I've heard this in other contexts too - that Mormons have a great reputation re genealogy, but if they get to the place where there are 4 different John Smiths (as my dad has got stuck on, lucky up his background) they'll pick the "best" one, so they can make that tree.

My MIL tried LDS sources for genealogy research years ago but quit using them because the ones pertaining to her ancestors (all of them Anglo-Brit family lines) were rife with inaccuracies. Can't say that my recent searches at their website inspire more confidence. I consider them to be of minimal reliability and avoid using them if at all possible.

1 minute ago, HerNameIsBuffy said:

There is guesswork involved on the small percentages I don't understand - I'd be curious as to know what formulas are.

This is the crux of the problem with the commercial DNA business. They treat the algorithms they use to issue results as proprietary, and therefore secret, information. Consequently, you have no way of knowing how they derived these percentages given in your or anyone else's results.
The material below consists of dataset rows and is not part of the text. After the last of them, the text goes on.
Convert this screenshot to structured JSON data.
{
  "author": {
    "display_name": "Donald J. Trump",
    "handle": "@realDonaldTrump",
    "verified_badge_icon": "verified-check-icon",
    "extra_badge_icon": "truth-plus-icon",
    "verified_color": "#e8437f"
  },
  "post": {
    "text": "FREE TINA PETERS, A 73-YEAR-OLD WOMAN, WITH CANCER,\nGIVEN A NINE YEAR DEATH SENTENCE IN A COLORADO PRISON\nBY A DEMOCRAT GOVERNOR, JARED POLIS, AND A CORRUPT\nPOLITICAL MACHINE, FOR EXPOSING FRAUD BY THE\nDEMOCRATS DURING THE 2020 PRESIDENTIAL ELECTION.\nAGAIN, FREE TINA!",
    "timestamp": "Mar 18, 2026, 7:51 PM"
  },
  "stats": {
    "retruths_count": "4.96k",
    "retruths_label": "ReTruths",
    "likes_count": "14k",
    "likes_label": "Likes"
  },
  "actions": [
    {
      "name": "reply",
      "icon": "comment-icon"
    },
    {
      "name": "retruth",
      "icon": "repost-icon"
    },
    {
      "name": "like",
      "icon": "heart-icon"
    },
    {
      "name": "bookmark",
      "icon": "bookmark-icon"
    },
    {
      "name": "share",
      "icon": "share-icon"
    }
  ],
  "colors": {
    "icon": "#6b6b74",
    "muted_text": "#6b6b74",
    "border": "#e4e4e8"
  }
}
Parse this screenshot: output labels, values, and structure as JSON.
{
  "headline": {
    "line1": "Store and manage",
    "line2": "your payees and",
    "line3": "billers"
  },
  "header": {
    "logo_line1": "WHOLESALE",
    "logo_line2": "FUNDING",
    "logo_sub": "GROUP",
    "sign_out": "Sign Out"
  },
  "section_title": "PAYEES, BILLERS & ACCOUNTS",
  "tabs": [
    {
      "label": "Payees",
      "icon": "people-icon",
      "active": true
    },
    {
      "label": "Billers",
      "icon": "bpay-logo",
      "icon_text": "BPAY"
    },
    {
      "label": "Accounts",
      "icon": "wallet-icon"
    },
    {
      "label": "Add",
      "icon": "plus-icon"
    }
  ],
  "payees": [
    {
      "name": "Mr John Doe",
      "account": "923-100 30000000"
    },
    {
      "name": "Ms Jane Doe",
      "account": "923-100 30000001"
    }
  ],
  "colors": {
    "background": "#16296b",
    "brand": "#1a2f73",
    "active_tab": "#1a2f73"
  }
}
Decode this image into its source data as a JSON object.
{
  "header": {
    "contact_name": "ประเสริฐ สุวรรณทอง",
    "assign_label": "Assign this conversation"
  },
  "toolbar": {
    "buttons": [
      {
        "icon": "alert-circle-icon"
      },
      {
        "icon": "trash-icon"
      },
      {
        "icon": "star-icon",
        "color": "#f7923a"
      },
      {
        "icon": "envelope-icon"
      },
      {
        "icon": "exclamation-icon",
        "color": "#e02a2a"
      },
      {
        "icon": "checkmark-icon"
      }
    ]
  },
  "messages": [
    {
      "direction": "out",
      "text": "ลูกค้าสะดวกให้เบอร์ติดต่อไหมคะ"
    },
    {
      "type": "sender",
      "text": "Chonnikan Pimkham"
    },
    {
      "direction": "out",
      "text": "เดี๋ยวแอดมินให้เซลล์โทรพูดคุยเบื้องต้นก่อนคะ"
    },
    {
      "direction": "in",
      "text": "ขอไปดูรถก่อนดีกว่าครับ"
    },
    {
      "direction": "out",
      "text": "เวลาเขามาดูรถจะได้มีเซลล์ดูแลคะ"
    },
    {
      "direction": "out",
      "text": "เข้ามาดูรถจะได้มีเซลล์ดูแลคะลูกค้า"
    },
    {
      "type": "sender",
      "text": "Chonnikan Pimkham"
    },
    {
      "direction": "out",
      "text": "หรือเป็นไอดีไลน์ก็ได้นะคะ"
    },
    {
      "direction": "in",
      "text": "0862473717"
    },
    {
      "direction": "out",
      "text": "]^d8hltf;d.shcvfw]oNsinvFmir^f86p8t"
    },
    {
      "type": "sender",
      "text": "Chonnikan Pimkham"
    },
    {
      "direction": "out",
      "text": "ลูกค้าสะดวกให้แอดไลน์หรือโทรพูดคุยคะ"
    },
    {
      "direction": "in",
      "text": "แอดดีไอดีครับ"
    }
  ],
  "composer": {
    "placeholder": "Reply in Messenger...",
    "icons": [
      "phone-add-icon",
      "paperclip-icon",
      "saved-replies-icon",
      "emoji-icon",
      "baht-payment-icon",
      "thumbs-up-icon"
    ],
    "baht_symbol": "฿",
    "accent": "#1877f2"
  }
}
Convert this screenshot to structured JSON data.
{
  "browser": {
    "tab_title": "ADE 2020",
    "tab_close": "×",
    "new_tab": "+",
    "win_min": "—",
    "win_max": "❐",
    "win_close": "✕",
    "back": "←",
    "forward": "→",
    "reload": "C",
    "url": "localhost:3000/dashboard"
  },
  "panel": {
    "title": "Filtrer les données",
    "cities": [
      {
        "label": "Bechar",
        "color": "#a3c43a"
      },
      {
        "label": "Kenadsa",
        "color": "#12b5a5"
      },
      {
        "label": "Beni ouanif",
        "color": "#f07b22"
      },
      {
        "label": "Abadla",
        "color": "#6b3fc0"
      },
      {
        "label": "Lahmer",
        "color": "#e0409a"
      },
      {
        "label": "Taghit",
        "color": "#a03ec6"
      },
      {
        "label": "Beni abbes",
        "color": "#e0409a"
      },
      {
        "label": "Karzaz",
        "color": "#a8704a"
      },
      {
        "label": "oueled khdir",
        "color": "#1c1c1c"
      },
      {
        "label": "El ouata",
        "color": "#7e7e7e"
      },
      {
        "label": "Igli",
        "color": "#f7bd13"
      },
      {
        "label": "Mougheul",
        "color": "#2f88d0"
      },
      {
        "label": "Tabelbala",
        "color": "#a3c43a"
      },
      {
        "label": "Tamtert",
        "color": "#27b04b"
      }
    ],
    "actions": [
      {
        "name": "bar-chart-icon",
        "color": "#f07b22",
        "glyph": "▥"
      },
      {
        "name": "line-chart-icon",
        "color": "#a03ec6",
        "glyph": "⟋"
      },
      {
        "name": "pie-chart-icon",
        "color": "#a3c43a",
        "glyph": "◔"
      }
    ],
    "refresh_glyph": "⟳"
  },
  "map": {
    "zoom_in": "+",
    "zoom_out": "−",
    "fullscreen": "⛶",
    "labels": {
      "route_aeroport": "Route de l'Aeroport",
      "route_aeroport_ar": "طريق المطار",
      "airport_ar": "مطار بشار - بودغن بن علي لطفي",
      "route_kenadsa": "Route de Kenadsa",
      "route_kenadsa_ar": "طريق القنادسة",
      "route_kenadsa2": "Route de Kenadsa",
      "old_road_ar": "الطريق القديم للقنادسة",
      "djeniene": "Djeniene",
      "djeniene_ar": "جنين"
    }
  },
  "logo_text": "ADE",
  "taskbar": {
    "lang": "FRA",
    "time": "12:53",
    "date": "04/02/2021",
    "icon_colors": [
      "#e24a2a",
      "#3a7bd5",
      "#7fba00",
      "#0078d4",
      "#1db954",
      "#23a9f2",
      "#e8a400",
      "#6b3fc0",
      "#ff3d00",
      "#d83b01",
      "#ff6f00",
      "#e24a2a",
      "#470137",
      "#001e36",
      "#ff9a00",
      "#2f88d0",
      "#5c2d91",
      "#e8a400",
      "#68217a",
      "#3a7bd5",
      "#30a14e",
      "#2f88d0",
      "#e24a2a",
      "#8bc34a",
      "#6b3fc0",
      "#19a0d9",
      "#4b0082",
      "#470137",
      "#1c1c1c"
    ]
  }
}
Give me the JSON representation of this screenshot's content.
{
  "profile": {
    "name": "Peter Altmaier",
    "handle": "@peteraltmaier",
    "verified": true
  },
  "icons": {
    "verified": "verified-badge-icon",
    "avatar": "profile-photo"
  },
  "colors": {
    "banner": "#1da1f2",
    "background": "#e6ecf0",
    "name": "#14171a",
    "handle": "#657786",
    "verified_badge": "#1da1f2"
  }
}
If you could compare HOW each company obtained the results you're given as well as WHAT the results are, it could be very helpful. It would also probably put some of them out of business!

By contrast, when DNA analytical results are published in the forensic literature, you get that information: number of participants; how the researchers collected the samples; complete results; full transparency of how the results are interpreted. This is all missing from the commercial services and there's no way, AFAIK, to find out.